Ancak psikoloji literatürü, problemli kumar davranışının gençlerde daha yoğun görüldüğünü ortaya koyuyor. İşsizlik, maddi sıkıntılar ve toplumsal güvensizlik ise risk faktörlerini artırıyor.
Türkiye’nin Kısır Döngüsü
Uzman Psikolog Kinyas Tekin, Türkiye’deki sorunun toplumsal nedenlerine işaret ediyor. Artan işsizlik, gençlerin geleceğe dair kaygıları ve toplumsal kutuplaşma, bireylerde kontrol duygusunu zayıflatıyor. Bu ortam, “hızlı para kazanma” umudunu güçlendirerek yasa dışı sitelere yönelimi tetikliyor.
Bir SUDEM uzmanının dediği gibi: “Herkesin cebinde bir kumarhane var.” Bu durum, bağımlılığı bir “kumar pandemisi”ne dönüştürüyor.
İntihar ve Depresyon Riski
Sanal kumar bağımlılığı yalnızca ekonomik değil, psikolojik sonuçlar da doğuruyor.

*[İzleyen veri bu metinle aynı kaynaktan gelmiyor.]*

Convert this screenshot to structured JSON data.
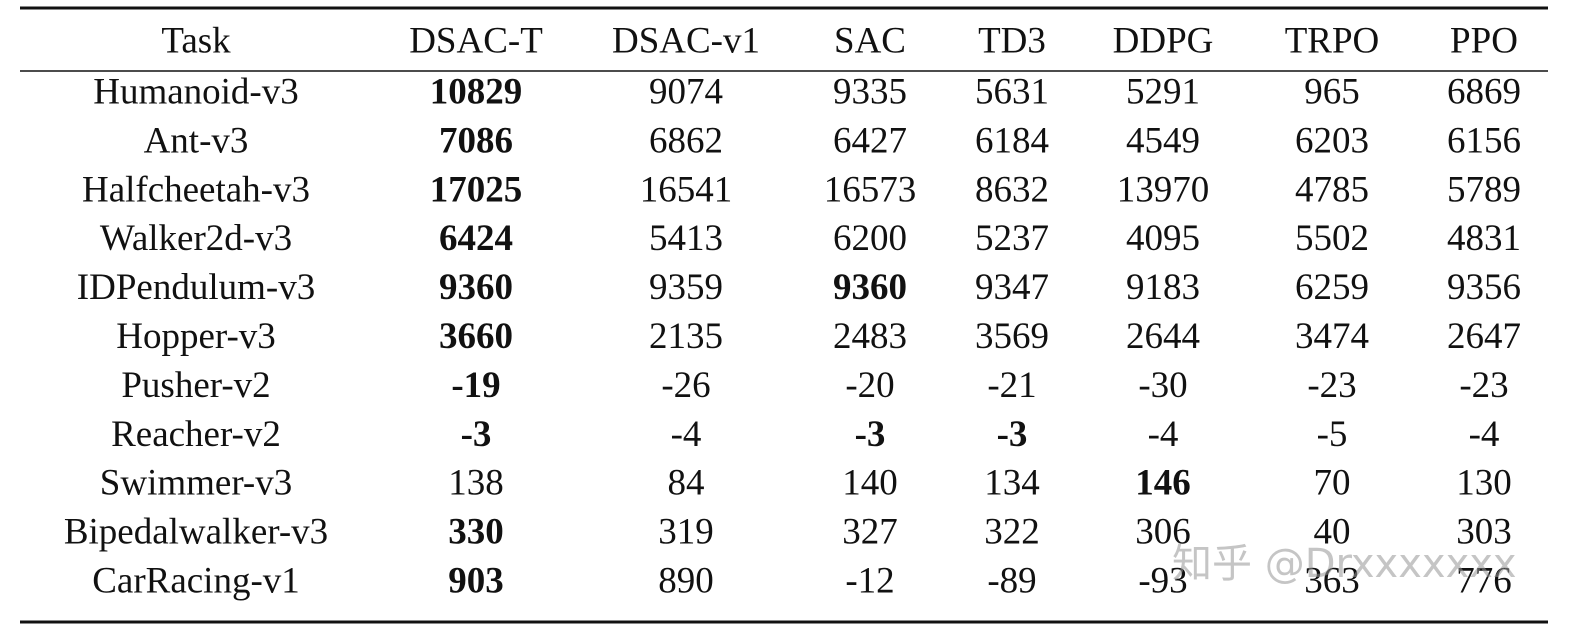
{
  "table": {
    "header": [
      "Task",
      "DSAC-T",
      "DSAC-v1",
      "SAC",
      "TD3",
      "DDPG",
      "TRPO",
      "PPO"
    ],
    "rows": [
      {
        "task": "Humanoid-v3",
        "values": [
          10829,
          9074,
          9335,
          5631,
          5291,
          965,
          6869
        ],
        "best": [
          0
        ]
      },
      {
        "task": "Ant-v3",
        "values": [
          7086,
          6862,
          6427,
          6184,
          4549,
          6203,
          6156
        ],
        "best": [
          0
        ]
      },
      {
        "task": "Halfcheetah-v3",
        "values": [
          17025,
          16541,
          16573,
          8632,
          13970,
          4785,
          5789
        ],
        "best": [
          0
        ]
      },
      {
        "task": "Walker2d-v3",
        "values": [
          6424,
          5413,
          6200,
          5237,
          4095,
          5502,
          4831
        ],
        "best": [
          0
        ]
      },
      {
        "task": "IDPendulum-v3",
        "values": [
          9360,
          9359,
          9360,
          9347,
          9183,
          6259,
          9356
        ],
        "best": [
          0,
          2
        ]
      },
      {
        "task": "Hopper-v3",
        "values": [
          3660,
          2135,
          2483,
          3569,
          2644,
          3474,
          2647
        ],
        "best": [
          0
        ]
      },
      {
        "task": "Pusher-v2",
        "values": [
          -19,
          -26,
          -20,
          -21,
          -30,
          -23,
          -23
        ],
        "best": [
          0
        ]
      },
      {
        "task": "Reacher-v2",
        "values": [
          -3,
          -4,
          -3,
          -3,
          -4,
          -5,
          -4
        ],
        "best": [
          0,
          2,
          3
        ]
      },
      {
        "task": "Swimmer-v3",
        "values": [
          138,
          84,
          140,
          134,
          146,
          70,
          130
        ],
        "best": [
          4
        ]
      },
      {
        "task": "Bipedalwalker-v3",
        "values": [
          330,
          319,
          327,
          322,
          306,
          40,
          303
        ],
        "best": [
          0
        ]
      },
      {
        "task": "CarRacing-v1",
        "values": [
          903,
          890,
          -12,
          -89,
          -93,
          363,
          776
        ],
        "best": [
          0
        ]
      }
    ]
  },
  "watermark": "知乎 @Drxxxxxxx"
}
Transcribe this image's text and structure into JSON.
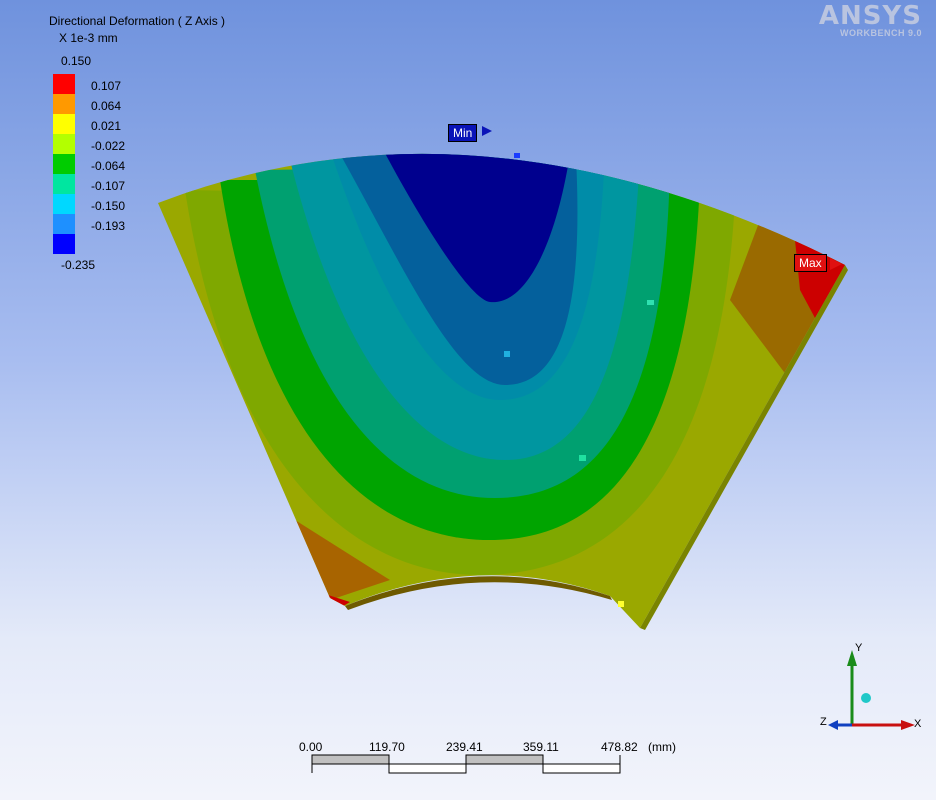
{
  "legend": {
    "title": "Directional Deformation ( Z Axis )",
    "units": "X 1e-3 mm",
    "max_label": "0.150",
    "min_label": "-0.235",
    "levels": [
      "0.107",
      "0.064",
      "0.021",
      "-0.022",
      "-0.064",
      "-0.107",
      "-0.150",
      "-0.193"
    ],
    "colors": [
      "#ff0000",
      "#ff9900",
      "#ffff00",
      "#b3ff00",
      "#00cc00",
      "#00e6a0",
      "#00d8ff",
      "#1e90ff",
      "#0000ff"
    ]
  },
  "logo": {
    "brand": "ANSYS",
    "product": "WORKBENCH 9.0"
  },
  "markers": {
    "min": "Min",
    "max": "Max"
  },
  "scale_bar": {
    "ticks": [
      "0.00",
      "119.70",
      "239.41",
      "359.11",
      "478.82"
    ],
    "unit": "(mm)"
  },
  "triad": {
    "x": "X",
    "y": "Y",
    "z": "Z"
  }
}
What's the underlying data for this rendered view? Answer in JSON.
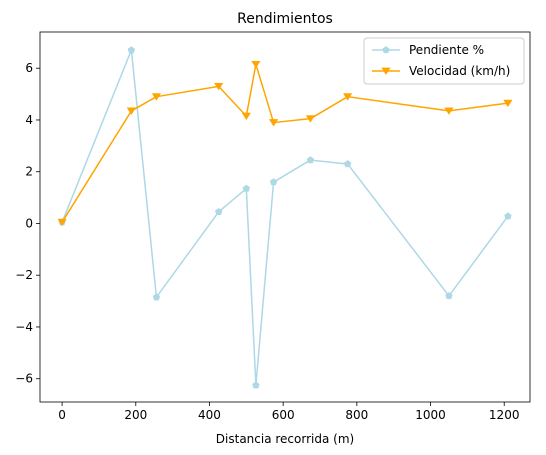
{
  "chart_data": {
    "type": "line",
    "title": "Rendimientos",
    "xlabel": "Distancia recorrida (m)",
    "ylabel": "",
    "xlim": [
      -60,
      1270
    ],
    "ylim": [
      -6.9,
      7.4
    ],
    "xticks": [
      0,
      200,
      400,
      600,
      800,
      1000,
      1200
    ],
    "yticks": [
      -6,
      -4,
      -2,
      0,
      2,
      4,
      6
    ],
    "grid": false,
    "legend_position": "upper right",
    "series": [
      {
        "name": "Pendiente %",
        "color": "#add8e6",
        "marker": "pentagon",
        "x": [
          0,
          188,
          256,
          425,
          500,
          526,
          574,
          674,
          775,
          1050,
          1210
        ],
        "y": [
          0.05,
          6.7,
          -2.85,
          0.45,
          1.35,
          -6.25,
          1.6,
          2.45,
          2.3,
          -2.8,
          0.28
        ]
      },
      {
        "name": "Velocidad (km/h)",
        "color": "#ffa500",
        "marker": "triangle-down",
        "x": [
          0,
          188,
          256,
          425,
          500,
          526,
          574,
          674,
          775,
          1050,
          1210
        ],
        "y": [
          0.05,
          4.35,
          4.9,
          5.3,
          4.15,
          6.15,
          3.9,
          4.05,
          4.9,
          4.35,
          4.65
        ]
      }
    ]
  }
}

Araştırmalar, bağımlı bireylerde majör depresyon, anksiyete ve intihar eğiliminin daha yaygın olduğunu gösteriyor. Özellikle 16–24 yaş arasında problemli kumarın artışıyla intihar girişimlerinin yükseldiği belirtiliyor.
Bağımlılığın aile içi şiddet, çocuk ihmali, suç eğilimi ve sosyal izolasyonu da tetiklediği Dünya Sağlık Örgütü tarafından vurgulanıyor.
İstanbul’dan Çarpıcı Veriler
İPA raporuna göre, İstanbul Büyükşehir Belediyesi’nin Sosyal Uyum Destek Merkezleri’ne (SUDEM) kumar bağımlılığı nedeniyle başvuranların oranı 2024’te %14,6 iken, 2025’in ilk yedi ayında %30,4’e çıktı. Bu artış, bir yılda %107,5’lik bir yükselişe işaret ediyor.
Bir klinik psikolog süreci şöyle özetliyor:
“Artık yaş sınırı da yok. Çünkü elinin altında hemen oynayabiliyorsun; herkesin cebinde bir kumarhane var.”
Türkiye’de 5 Yılda 375 Bin Site Kapatıldı
Türkiye’de kumar oynamak ve oynatmak yasal olarak suç kabul edilse de yasa dışı sitelerin önüne geçilemiyor. BTK ve Milli Piyango İdaresi verilerine göre:
- 2019–2023 arasında toplam 224.566 site erişime kapatıldı.
- 2024’te MPİ, 233 bin yasa dışı site tespit etti.
- Son beş yılda erişime kapatılan toplam site sayısı 375 bin 367 oldu.
Ayrıca 6.731 alan adı hakkında soruşturma açıldı. Bu rakamlar, sorunun boyutunun ne kadar büyük olduğunu gözler önüne seriyor.
Çözüm İçin Ne Yapılmalı?
Uzmanlara göre sanal kumar bağımlılığıyla mücadele için yalnızca yasal denetimler yeterli değil. Ailelerin bilinçlendirilmesi, gençlere yönelik farkındalık kampanyaları ve psikolojik destek mekanizmalarının güçlendirilmesi gerekiyor.